Meet Nadia Zueva

We were lucky to catch up with Nadia Zueva recently and have shared our conversation below.

Nadia, so great to have you with us today. There are so many topics we want to ask you about, but perhaps the one we can start with is burnout. How have you overcome or avoided burnout?

For me, avoiding burnout wasn’t about finding a magic hack, it was about building small rituals and boundaries that actually fit into my chaotic founder life. I learned to treat rest the same way I treat work: scheduled and non-negotiable. That means going to a climbing gym a few times a week, journaling in the mornings, and sometimes just letting myself do nothing without guilt.

another big shift was changing how I look at “failure”, I stopped seeing experiments that didn’t work as wasted effort, and instead framed them as part of the process.
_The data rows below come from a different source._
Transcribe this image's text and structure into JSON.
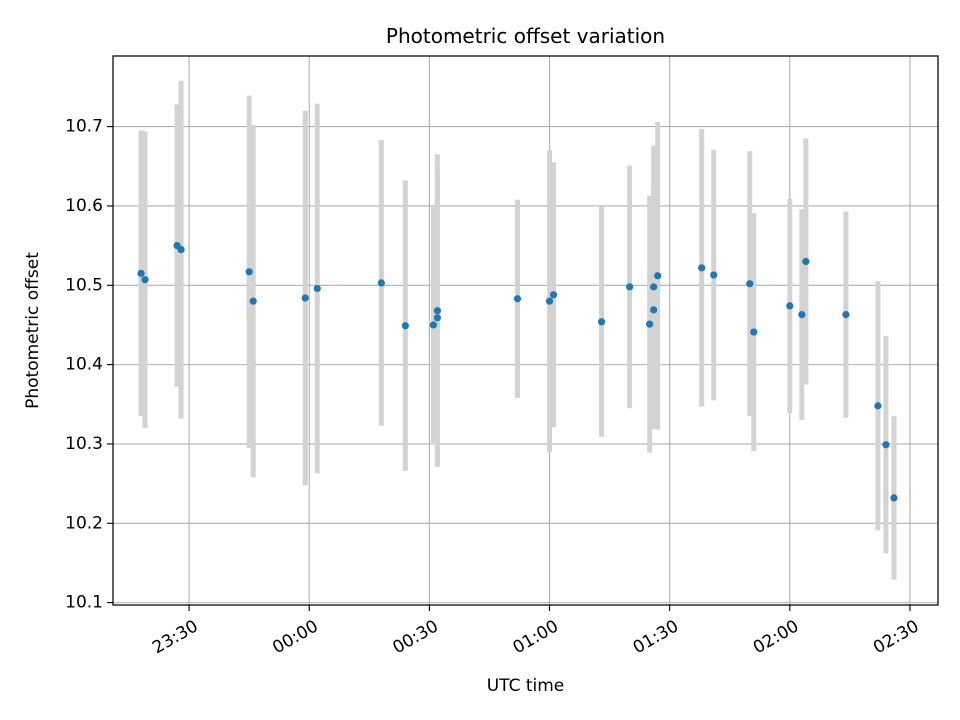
{
  "chart_data": {
    "type": "scatter",
    "title": "Photometric offset variation",
    "xlabel": "UTC time",
    "ylabel": "Photometric offset",
    "x_tick_labels": [
      "23:30",
      "00:00",
      "00:30",
      "01:00",
      "01:30",
      "02:00",
      "02:30"
    ],
    "x_tick_times": [
      "23:30",
      "00:00",
      "00:30",
      "01:00",
      "01:30",
      "02:00",
      "02:30"
    ],
    "y_ticks": [
      10.1,
      10.2,
      10.3,
      10.4,
      10.5,
      10.6,
      10.7
    ],
    "y_tick_labels": [
      "10.1",
      "10.2",
      "10.3",
      "10.4",
      "10.5",
      "10.6",
      "10.7"
    ],
    "xlim": [
      "23:11",
      "02:37"
    ],
    "ylim": [
      10.097,
      10.789
    ],
    "grid": true,
    "marker_color": "#1f77b4",
    "errorbar_color": "#d3d3d3",
    "points": [
      {
        "time": "23:18",
        "y": 10.515,
        "err": 0.18
      },
      {
        "time": "23:19",
        "y": 10.507,
        "err": 0.187
      },
      {
        "time": "23:27",
        "y": 10.55,
        "err": 0.178
      },
      {
        "time": "23:28",
        "y": 10.545,
        "err": 0.213
      },
      {
        "time": "23:45",
        "y": 10.517,
        "err": 0.222
      },
      {
        "time": "23:46",
        "y": 10.48,
        "err": 0.222
      },
      {
        "time": "23:59",
        "y": 10.484,
        "err": 0.236
      },
      {
        "time": "00:02",
        "y": 10.496,
        "err": 0.233
      },
      {
        "time": "00:18",
        "y": 10.503,
        "err": 0.18
      },
      {
        "time": "00:24",
        "y": 10.449,
        "err": 0.183
      },
      {
        "time": "00:31",
        "y": 10.45,
        "err": 0.15
      },
      {
        "time": "00:32",
        "y": 10.468,
        "err": 0.197
      },
      {
        "time": "00:32",
        "y": 10.459,
        "err": 0.186
      },
      {
        "time": "00:52",
        "y": 10.483,
        "err": 0.125
      },
      {
        "time": "01:00",
        "y": 10.48,
        "err": 0.19
      },
      {
        "time": "01:01",
        "y": 10.488,
        "err": 0.167
      },
      {
        "time": "01:13",
        "y": 10.454,
        "err": 0.145
      },
      {
        "time": "01:20",
        "y": 10.498,
        "err": 0.153
      },
      {
        "time": "01:25",
        "y": 10.451,
        "err": 0.162
      },
      {
        "time": "01:26",
        "y": 10.469,
        "err": 0.15
      },
      {
        "time": "01:26",
        "y": 10.498,
        "err": 0.178
      },
      {
        "time": "01:27",
        "y": 10.512,
        "err": 0.194
      },
      {
        "time": "01:38",
        "y": 10.522,
        "err": 0.175
      },
      {
        "time": "01:41",
        "y": 10.513,
        "err": 0.158
      },
      {
        "time": "01:50",
        "y": 10.502,
        "err": 0.167
      },
      {
        "time": "01:51",
        "y": 10.441,
        "err": 0.15
      },
      {
        "time": "02:00",
        "y": 10.474,
        "err": 0.135
      },
      {
        "time": "02:03",
        "y": 10.463,
        "err": 0.133
      },
      {
        "time": "02:04",
        "y": 10.53,
        "err": 0.155
      },
      {
        "time": "02:14",
        "y": 10.463,
        "err": 0.13
      },
      {
        "time": "02:22",
        "y": 10.348,
        "err": 0.157
      },
      {
        "time": "02:24",
        "y": 10.299,
        "err": 0.137
      },
      {
        "time": "02:26",
        "y": 10.232,
        "err": 0.103
      }
    ]
  }
}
That reduced a lot of pressure and made the journey more sustainable.

I still work long hours, but the difference is I don’t feel like I’m running on empty anymore. I’ve built habits that recharge me along the way. On weekends I try to switch off completely: sometimes I’ll drive to nearby towns just to have breakfast, and every Sunday I stick to my Japanese lessons. Learning languages feels like its own kind of meditation — my brain resets and recharges.

Thanks for sharing that. So, before we get any further into our conversation, can you tell our readers a bit about yourself and what you’re working on?

I’m the co-founder & CEO of Aesty, a fashion-tech startup that I’m building together with my husband and co-founder, Andrei Rychkov. We like to call it a “cookbook for outfits” The idea is simple but powerful: you upload or find outfits you love, and our AI shows you how those looks would work on you personally, while also suggesting pieces from your own wardrobe or shoppable links.

What excites me most is that we’re not just building another shopping app, we’re creating a tool that makes fashion more personal, playful, and accessible. People often spend hours scrolling for inspiration, but still struggle to connect it to their real life. With Aesty, it becomes instant and interactive.

For us, the most exciting part is seeing how users respond – the spark when someone tries on a Pinterest look they’ve saved for years, and suddenly it feels real. That’s why Andrei and I started Aesty, and why we’re so energized about where it’s going next.

If you had to pick three qualities that are most important to develop, which three would you say matter most?

1. Boredom. I left my full-time job 2y ago simply because I was bored – and that boredom pushed me to create something of my own!

2. Consistency. Saying no to giving up. I kept posting reels every single day for half a year, even when they barely got views at the beginning. That discipline paid off later.

3. People who believe in you. Having my husband as both co-founder and like-minded partner made the hard parts less scary and the wins even sweeter for both of us. My parents and friends also supported my venture.

so don’t ignore boredom, it’s a signal. Stay consistent even when no one’s watching. And if you can, build with someone who shares your vision — it changes everything.

Thanks so much for sharing all these insights with us today. Before we go, is there a book that’s played in important role in your development?

Three books that had a huge impact on me as a founder are The Lean Startup, The Mom Test, and Zero to One.

“The Lean Startup” taught me to see every step as an experiment, launch fast, measure, learn, repeat!
“The Mom Test” showed me how to ask questions that get real insights instead of polite yeses
“Zero to One” pushed me to think bigger, not just iterate, but ask how what I’m building could be truly different and valuable and show me a ton of examples

Together, they shaped the way I work: test fast, listen carefully, and always keep an ambitious vision in mind.